Nueve fuera, no hay razones consistentes para creer en lo que rodea al conflicto, ni en Moscú, ni en Kiev, y mucho menos en el eje Washington-Londres-Bruselas (sede de la OTAN). Mucho menos en los acólitos de ambos lados, los halconcitos de los países bálticos o de Polonia, del lado del “aquí”, o los que acarician a Putin, en Budapest o Minsk, del lado del “allá”. Pero ya veo ceño fruncidos que, leyendo estas frases difíciles de alinear, los calificarán de cortesanas de Moscú, o simplemente de alguien perdido en el polvo, que no sabe lo que dice.
Leí en un diario español el comentario de que es “incomprensible” que parte de la izquierda latinoamericana “apoye” a Putin, cuando, al margen de las palabras, nuestras izquierdas simplemente no cortejan a la OTAN ni a Estados Unidos, como está ocurriendo en buena parte de Europa, donde la beligerancia y el rearme van ganando puntos en el mercado de las almas, en detrimento del pacifismo.
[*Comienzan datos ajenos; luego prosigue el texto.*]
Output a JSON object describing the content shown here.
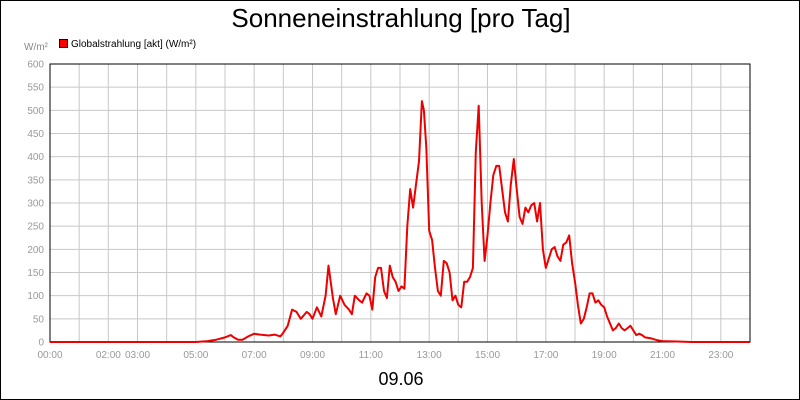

Habrá que esperar el fin del conflicto armado, que aún no se vislumbra en el horizonte, y por el momento inverosímiles investigaciones independientes, para juzgar el rosario de dudas e incertidumbres que envuelven a esta maldita guerra, cuyos daños en un mundo La escala apenas comienza a calcularse.
Para concluir, cito un recordatorio que es a la vez irónico y macabro. La masacre de My Lai terminó yendo a una corte marcial en los Estados Unidos. Varios oficiales fueron juzgados, tanto por su participación en el asesinato como por intentar ocultarlo, aunque en este esfuerzo también participaron altos mandos del gobierno y de las Fuerzas Armadas. De todos, solo el teniente Calley fue condenado. Su sentencia fue cadena perpetua y trabajos forzados. Pero unos días después del juicio, el presidente Nixon la conmutó por arresto domiciliario, que cumplió durante tres años y medio. Hoy vive en Florida.
Los sobrevivientes vietnamitas de la masacre fueron llevados a un campo de refugiados, que fue destruido por el ejército de Vietnam del Sur en 1972. En ese momento, la culpa de la destrucción recayó en el Viet Cong.
* Flavio Aguiar, periodista y escritor, es profesor jubilado de literatura brasileña en la USP. Autor, entre otros libros, de Crónicas del mundo al revés (Boitempo).